Ce n'est donc pas un bhikkhu
Tout simplement parce qu'il supplie les autres.
Pas en adoptant le formulaire extérieur
Devient-on vraiment un bhikkhu?
Celui qui soumet entièrement le mal,
À la fois petit et grand,
Est appelé moine (bhikkhu)
Parce qu'il a vaincu tout mal (Dhp 266, 267).

Un bhikkhu a fait vœu d'entrer dans la Sangha (communauté monastique bouddhiste) et devrait obéir aux règles de conduite (généralement autour de 227 pour un homme) telles qu'établies dans le Vinaya, bien qu'il existe des variations locales considérables dans les interprétations de ces règles. . Un moine ou une nonne novice dans la tradition tibétaine prend 36 vœux de conduite. L'âge minimum pour prononcer les vœux de bhikkhu est de 21 ans (bien que cela varie également d'un pays à l'autre).

L'établissement d'une communauté monastique signifiait que la plus grande communauté de fidèles bouddhistes pouvait être décrite en quatre groupes: croyants laïcs, hommes et femmes, et Bikku (Bhikkhu en pali et Bhikshu en sanskrit), et Bikkhuni (Bhikkuni en pali et Bhikshuni en sanskrit) , les moines ordonnés hommes et femmes. Rejoindre les rangs des ordonnés est l'objectif le plus élevé des pratiquants bouddhistes. Les moines et les nonnes sont les piliers de la communauté de foi, diffusant les enseignements bouddhistes et servant d'exemples vivants aux fidèles laïcs à suivre. De plus, en servant de domaine du mérite, ils donnent aux laïcs l'opportunité de gagner du mérite en soutenant la communauté ordonnée par des dons de nourriture et d'argent. La vie disciplinée dans l'ordre monastique contribue également à la poursuite par les moines et les nonnes de la libération du Nirvana à travers le cycle de la renaissance.

Moines et moniales

Thaïlande: Un groupe de moines près de Luang Nam Tha, Thaïlande.Corée: Un groupe de moines bouddhistes voyageant de Corée visitant un temple bouddhiste à Nara, au Japon.

Dans la littérature anglaise antérieure au milieu du XXe siècle, les moines bouddhistes étaient souvent appelés par le terme bonze, en particulier lors de la description des moines d'Asie de l'Est et d'Indochine française. Ce terme est dérivé via le portugais et le français du mot japonais bonsō pour un prêtre ou un moine, et est devenu moins courant dans la littérature moderne.1 Bien que les termes européens "moine" et "nonne" soient également appliqués au bouddhisme, la situation "d'ordination" dans le bouddhisme est plus compliquée, impliquant plusieurs niveaux d'engagement.

Dans le bouddhisme, la monarchie fait partie du système des «vœux de libération individuelle». Ces vœux sont prononcés par des moines et des nonnes de la sangha ordinaire, afin de développer une discipline éthique personnelle. Dans le bouddhisme mahayana, le terme "sangha" est, en principe, réservé à ceux qui ont atteint certains niveaux de compréhension. Ils sont donc appelés "communauté des excellents" (Tib.). Il ne s'agit cependant pas nécessairement de moines et de nonnes (c'est-à-dire qu'ils détiennent de tels vœux).

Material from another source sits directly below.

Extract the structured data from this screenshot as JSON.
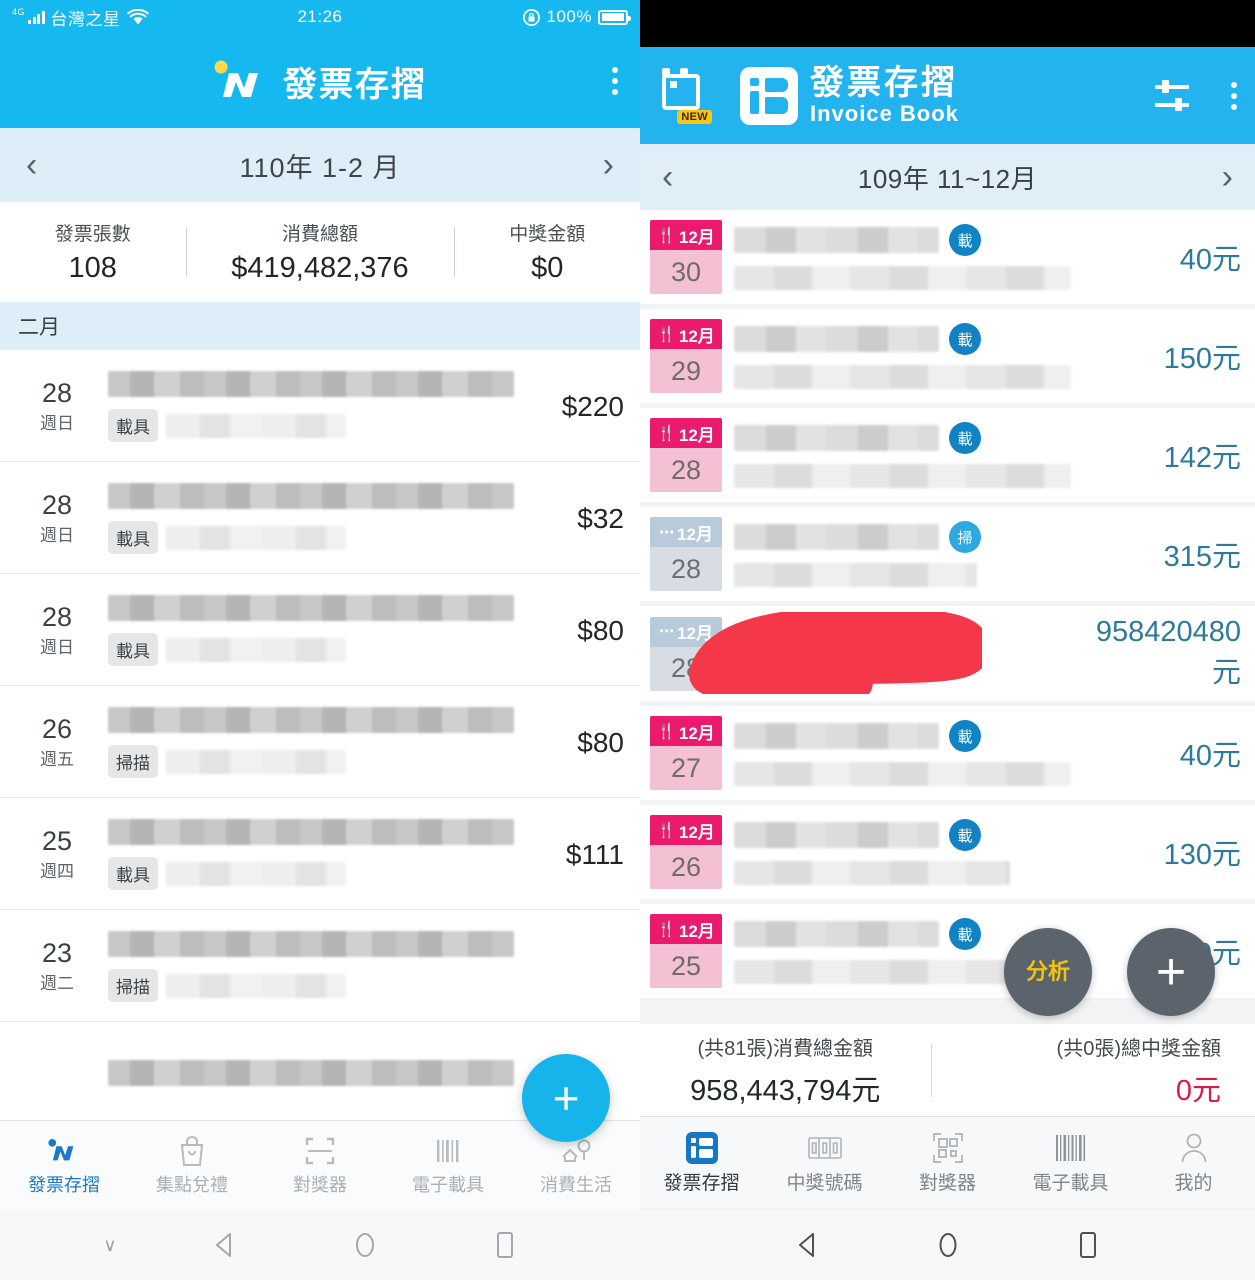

Les moines voyageaient généralement en petits groupes, vivant à la périphérie du village. Les moines dépendaient des dons de nourriture et de vêtements des habitants du village. Une partie de la direction de Bouddha était que les membres de l'ordre monastique se réunissent en plus grands groupes et vivent ensemble pendant la saison des pluies. Les logements où ils résidaient à cette époque devaient également être donnés volontairement par des membres de la communauté. Avec le temps, les habitations sont devenues plus permanentes, les moines se sont installés dans les régions; leur mode de vie est devenu moins nomade et les moines ont commencé à vivre en communauté dans des monastères. le patimokka, des règles régissant la vie dans le monastère ont été élaborées, prescrivant de manière très détaillée la manière de vivre et de vivre en communauté. Par exemple, la patimokka dans la branche Theravada du bouddhisme contient 227 règles.

Rejoindre la commande

Thaïlande: Jeunes moines recevant un cadeau de nourriture d'un bouddhiste laïc.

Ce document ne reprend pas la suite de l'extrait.